Na altura ficaram bem na foto. E até mostraram uma faceta humana. Como foi o caso do primeiro-ministro António Costa que reconheceu ter sabido da existência do Bairro da Jamaica depois de ver o filme S. Jorge – realizado por Marco Martins, com Nuno Lopes no papel principal, e que foi filmado no Bairro da Jamaica e no da Bela Vista (Setúbal), retratando as dificuldades económicas que as pessoas enfrentavam e o impacto na sua vida.
Portanto, para o caso de não ter reparado nas notícias, aqui fica o alerta ao líder do Governo: o bairro já não existe e as pessoas que lá moravam estarão com uma vida melhor do que aquela que lhe contaram na manhã em que passou pela zona.

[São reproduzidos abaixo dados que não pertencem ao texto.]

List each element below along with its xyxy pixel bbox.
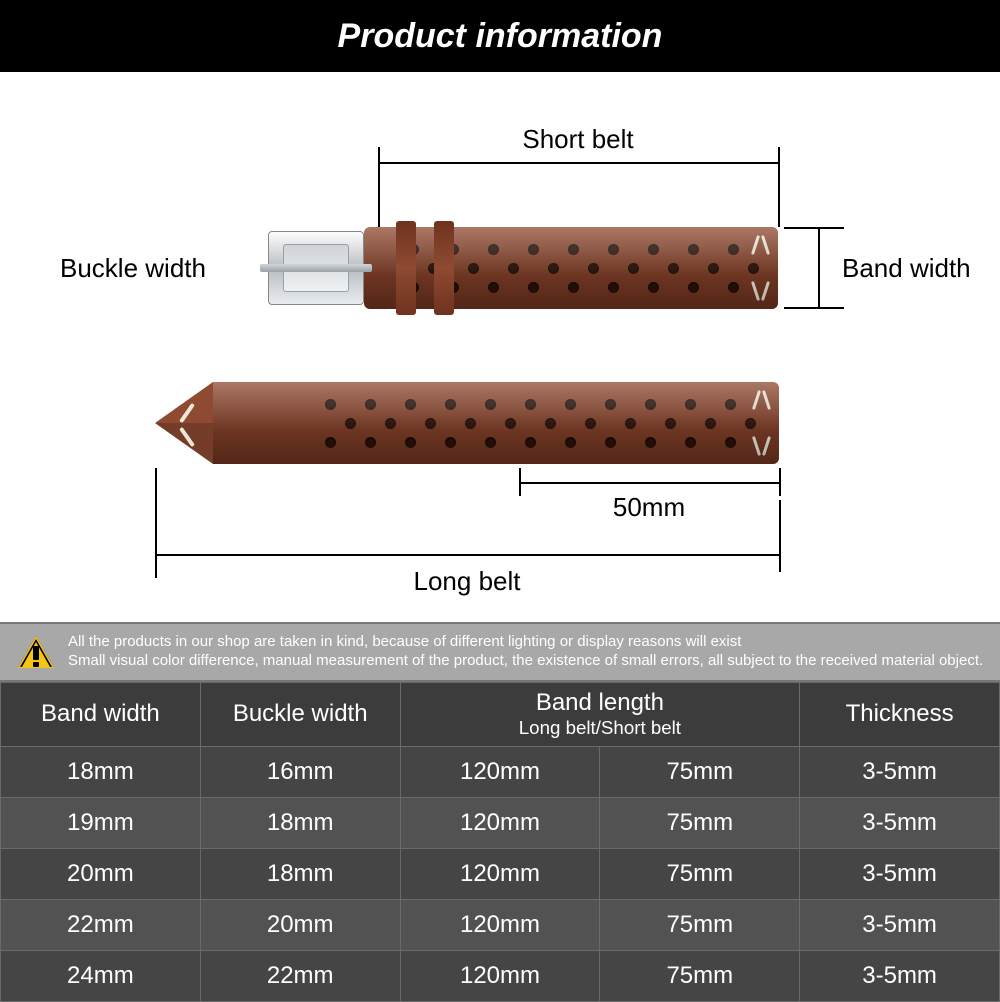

Para muitos, a mudança poderá ser explicada como o fez a Sofia, numa reportagem que fiz em 2019 num dos primeiros realojamentos: “Isto [mostrando a casa para onde foi viver e onde encontrou condições muito diferentes das do bairro antigo], nem nos meus sonhos.”
Passando dos sonhos para a dura realidade existente em Lisboa e a qual os presidentes das juntas de Alcântara e de Campo de Ourique chamaram a atenção: a zona da Avenida de Ceuta está a voltar aos Anos 1990 do século passado. O que quer isto dizer? Que o consumo de droga nesta área aumentou e está cada vez mais visível, ao ponto de estes responsáveis temerem o regresso de algo parecido com o antigo Casal Ventoso, que foi um dos maiores, se não mesmo o maior, mercado de droga de Lisboa antes de ser demolido em 1999.
Este grito de alerta foi transmitido numa carta enviada a várias entidades e entre o que se pode ler está esta frase: “No espaço público, acumulam-se seringas e outros materiais descartáveis associados ao consumo de substâncias psicoativas, colocando em risco a Saúde Pública, seja dos próprios utilizadores destas substâncias, como de todas as pessoas que desenvolvem o seu quotidiano nestes locais (moradores, estudantes, trabalhadores, transeuntes).”
Este retrato não chega para alguém tomar decisões?
Duas realidades em Portugal: no Seixal terminou o realojamento do Bairro da Jamaica, após vários anos de avanços e recuos. Já em Lisboa, presidentes de junta alertam para o regresso do consumo de droga cada vez mais visível criando um novo ‘antigo’ Casal Ventoso.”